Oresteia: Parts II and III: Choephori and Eumenides
UCL Department of Greek and Latin present an amateur production of Oresteia: Parts II and III: Choephori and Eumenides
The king of Argos, Agamemnon, has been murdered on his return home from Troy by his wife Clytemnestra and her lover Aegisthus. As the wealth and power of the house of Atreus has now passed into their hands, the house itself has become steeped in murder, adultery, human sacrifice and endless intrigue in an ever accelerating course.
Agamemnon’s son Orestes returns from exile to take revenge on his father’s killers and restore himself to the rule of Argos; but the act of killing his mother entangles him in the same cycle of human sacrifice, deception and destruction that has driven the last generations of the house of Atreus. As the cycle takes one more harrowing turn, foreshadowing more blood, more revenge, and more destruction, human sacrifice manifests itself as the objective of the chthonic powers Erinyes. Is there going to be an end?
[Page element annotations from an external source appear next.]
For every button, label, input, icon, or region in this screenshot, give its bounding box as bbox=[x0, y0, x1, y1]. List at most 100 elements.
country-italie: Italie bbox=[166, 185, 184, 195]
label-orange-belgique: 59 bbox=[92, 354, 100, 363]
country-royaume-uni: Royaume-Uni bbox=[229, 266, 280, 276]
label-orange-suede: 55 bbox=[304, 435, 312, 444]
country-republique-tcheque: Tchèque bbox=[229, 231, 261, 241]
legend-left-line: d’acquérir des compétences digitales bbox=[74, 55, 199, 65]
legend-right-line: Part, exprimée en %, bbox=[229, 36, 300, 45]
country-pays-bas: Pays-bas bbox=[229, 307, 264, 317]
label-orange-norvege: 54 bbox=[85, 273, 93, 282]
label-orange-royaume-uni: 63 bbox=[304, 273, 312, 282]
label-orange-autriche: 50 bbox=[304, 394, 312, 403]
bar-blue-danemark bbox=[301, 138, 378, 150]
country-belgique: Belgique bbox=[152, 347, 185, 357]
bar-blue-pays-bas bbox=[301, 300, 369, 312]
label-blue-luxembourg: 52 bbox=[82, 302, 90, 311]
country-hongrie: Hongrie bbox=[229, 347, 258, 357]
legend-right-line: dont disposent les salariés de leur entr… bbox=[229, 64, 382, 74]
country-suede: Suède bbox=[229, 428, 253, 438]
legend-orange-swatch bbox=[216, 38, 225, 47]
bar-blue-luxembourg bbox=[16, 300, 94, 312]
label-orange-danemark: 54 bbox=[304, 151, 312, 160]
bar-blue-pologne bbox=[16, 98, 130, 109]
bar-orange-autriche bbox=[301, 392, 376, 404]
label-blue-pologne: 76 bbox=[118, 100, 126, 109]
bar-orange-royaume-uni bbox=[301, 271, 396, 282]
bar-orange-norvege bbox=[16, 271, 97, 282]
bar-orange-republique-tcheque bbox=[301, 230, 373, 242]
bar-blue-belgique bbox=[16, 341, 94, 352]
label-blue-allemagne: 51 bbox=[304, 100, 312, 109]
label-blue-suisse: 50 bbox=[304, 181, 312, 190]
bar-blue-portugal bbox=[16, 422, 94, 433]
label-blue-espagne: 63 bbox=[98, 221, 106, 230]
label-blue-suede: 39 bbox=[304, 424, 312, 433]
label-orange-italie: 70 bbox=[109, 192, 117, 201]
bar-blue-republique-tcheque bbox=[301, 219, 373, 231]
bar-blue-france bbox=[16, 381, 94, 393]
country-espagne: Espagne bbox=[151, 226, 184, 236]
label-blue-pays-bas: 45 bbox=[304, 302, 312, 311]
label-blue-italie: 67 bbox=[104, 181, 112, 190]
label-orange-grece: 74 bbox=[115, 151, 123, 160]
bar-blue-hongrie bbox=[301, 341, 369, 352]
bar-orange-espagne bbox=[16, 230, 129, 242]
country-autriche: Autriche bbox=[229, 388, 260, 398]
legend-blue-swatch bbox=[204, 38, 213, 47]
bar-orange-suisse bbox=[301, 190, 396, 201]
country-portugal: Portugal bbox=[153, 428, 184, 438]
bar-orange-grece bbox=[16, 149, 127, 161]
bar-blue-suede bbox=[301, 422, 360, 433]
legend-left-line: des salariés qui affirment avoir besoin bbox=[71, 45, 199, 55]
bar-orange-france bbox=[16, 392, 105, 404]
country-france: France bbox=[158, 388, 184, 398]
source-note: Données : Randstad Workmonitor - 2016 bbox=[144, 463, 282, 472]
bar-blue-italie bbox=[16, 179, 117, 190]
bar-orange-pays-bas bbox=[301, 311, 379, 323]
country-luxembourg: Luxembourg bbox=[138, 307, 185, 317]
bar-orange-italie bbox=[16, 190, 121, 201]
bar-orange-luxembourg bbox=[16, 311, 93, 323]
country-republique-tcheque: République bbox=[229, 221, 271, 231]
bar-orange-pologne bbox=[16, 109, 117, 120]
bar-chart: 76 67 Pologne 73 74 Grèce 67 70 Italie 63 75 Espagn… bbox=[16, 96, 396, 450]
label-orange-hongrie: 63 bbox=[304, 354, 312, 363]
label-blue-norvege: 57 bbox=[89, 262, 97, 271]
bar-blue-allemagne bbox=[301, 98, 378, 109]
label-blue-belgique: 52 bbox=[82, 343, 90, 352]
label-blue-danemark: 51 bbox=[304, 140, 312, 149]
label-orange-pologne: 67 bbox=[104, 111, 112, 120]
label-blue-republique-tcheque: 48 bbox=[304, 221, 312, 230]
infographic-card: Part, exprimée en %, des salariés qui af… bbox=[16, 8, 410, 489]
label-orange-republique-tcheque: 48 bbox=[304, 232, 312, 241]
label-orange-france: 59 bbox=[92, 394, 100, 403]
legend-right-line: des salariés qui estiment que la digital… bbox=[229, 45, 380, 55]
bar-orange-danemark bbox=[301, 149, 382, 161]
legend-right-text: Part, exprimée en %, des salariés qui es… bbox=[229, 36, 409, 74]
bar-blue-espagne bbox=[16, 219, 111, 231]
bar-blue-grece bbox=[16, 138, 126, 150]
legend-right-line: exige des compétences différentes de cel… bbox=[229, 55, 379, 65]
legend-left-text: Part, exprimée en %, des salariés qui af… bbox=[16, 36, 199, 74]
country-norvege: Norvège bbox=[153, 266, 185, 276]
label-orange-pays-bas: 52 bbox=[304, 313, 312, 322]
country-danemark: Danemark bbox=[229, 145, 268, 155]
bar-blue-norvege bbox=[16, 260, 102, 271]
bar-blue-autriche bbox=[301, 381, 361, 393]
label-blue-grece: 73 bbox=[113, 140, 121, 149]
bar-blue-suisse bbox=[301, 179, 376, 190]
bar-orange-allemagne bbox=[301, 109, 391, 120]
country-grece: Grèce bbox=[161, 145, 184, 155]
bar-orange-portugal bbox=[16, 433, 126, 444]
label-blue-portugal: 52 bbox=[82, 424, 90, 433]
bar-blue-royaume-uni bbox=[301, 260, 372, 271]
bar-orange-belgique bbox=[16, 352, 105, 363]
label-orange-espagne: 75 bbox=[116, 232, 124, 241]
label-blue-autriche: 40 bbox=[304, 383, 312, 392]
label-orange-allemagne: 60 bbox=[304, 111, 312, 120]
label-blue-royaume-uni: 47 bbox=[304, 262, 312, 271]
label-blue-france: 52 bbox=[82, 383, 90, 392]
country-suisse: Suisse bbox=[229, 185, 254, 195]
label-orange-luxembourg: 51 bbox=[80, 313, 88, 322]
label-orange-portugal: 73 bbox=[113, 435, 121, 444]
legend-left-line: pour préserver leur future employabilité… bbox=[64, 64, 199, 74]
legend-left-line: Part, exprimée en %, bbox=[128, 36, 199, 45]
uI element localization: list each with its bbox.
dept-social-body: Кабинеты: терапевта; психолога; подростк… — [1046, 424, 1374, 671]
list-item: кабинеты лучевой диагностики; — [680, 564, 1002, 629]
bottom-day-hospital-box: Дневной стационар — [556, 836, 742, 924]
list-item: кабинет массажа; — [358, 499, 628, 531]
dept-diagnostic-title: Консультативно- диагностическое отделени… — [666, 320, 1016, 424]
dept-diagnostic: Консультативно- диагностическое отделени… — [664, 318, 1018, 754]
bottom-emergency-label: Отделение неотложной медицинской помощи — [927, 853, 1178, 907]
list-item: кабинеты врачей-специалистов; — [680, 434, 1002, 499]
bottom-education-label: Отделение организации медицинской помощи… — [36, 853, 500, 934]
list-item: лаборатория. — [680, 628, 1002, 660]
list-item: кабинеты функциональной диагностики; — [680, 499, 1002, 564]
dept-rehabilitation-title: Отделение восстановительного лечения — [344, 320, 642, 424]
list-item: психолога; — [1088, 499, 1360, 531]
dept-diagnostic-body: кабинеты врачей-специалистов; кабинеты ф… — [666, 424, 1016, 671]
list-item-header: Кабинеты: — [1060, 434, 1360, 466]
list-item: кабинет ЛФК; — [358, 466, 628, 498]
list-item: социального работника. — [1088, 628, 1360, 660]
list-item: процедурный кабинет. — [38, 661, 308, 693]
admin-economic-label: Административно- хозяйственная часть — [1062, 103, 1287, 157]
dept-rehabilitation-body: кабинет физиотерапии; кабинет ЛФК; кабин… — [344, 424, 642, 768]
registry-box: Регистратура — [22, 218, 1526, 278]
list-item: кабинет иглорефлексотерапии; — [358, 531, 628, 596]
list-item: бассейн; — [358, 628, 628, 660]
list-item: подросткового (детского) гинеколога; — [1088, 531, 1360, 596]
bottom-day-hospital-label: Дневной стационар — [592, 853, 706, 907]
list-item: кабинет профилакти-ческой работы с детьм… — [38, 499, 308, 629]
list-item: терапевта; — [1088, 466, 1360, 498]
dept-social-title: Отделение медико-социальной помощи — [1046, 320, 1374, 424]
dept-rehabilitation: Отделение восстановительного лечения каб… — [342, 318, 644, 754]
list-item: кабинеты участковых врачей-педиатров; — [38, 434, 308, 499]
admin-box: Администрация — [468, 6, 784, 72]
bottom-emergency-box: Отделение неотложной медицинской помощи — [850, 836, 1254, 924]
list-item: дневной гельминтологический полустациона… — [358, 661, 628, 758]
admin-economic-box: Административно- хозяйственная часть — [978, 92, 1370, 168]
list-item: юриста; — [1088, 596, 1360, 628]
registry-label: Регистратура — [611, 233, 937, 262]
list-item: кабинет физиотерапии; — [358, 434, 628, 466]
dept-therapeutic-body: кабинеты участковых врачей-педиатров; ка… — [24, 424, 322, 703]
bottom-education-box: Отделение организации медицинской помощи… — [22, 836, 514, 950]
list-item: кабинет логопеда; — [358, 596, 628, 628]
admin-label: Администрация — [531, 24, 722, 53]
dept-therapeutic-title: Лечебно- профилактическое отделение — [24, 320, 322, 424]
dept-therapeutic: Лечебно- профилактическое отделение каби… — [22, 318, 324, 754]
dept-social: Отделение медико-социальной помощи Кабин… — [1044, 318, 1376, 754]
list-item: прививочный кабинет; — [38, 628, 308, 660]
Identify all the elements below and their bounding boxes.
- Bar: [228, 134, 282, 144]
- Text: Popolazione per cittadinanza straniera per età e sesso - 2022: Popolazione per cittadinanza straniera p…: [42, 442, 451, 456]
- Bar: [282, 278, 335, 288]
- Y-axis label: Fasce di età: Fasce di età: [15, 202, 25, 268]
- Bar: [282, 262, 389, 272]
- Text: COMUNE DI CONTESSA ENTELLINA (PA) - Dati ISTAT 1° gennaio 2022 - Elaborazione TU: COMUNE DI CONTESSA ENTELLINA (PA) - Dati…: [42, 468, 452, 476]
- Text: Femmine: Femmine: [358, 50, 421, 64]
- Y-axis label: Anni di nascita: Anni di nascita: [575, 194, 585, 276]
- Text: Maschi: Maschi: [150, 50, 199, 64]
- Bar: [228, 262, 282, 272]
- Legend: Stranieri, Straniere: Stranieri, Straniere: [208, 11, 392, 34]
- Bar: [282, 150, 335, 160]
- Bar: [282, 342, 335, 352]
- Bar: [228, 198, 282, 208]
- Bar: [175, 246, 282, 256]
In devising a closure to the disturbing course of the house of Atreus and its destructive relation to wealth, power and human life, Aeschylus creates nothing less than an aetiological myth for the creation of Athenian civilisation.
Tickets £9, £6 concessions
Pre-Performance Talks
Wednesday 10 February 2010
6.30 pm: Public talk: “The theatrical variety of Choephori and Eumenides”, Professor Oliver Taplin (Venue: Bloomsbury Theatre Auditorium)
Thursday 11 February 2010
6.30 pm: Public talk :“Orestes and the Oresteia”, Professor Pat Easterling (Venue: Bloomsbury Theatre Auditorium)
Both speakers are international Greeks theatre experts.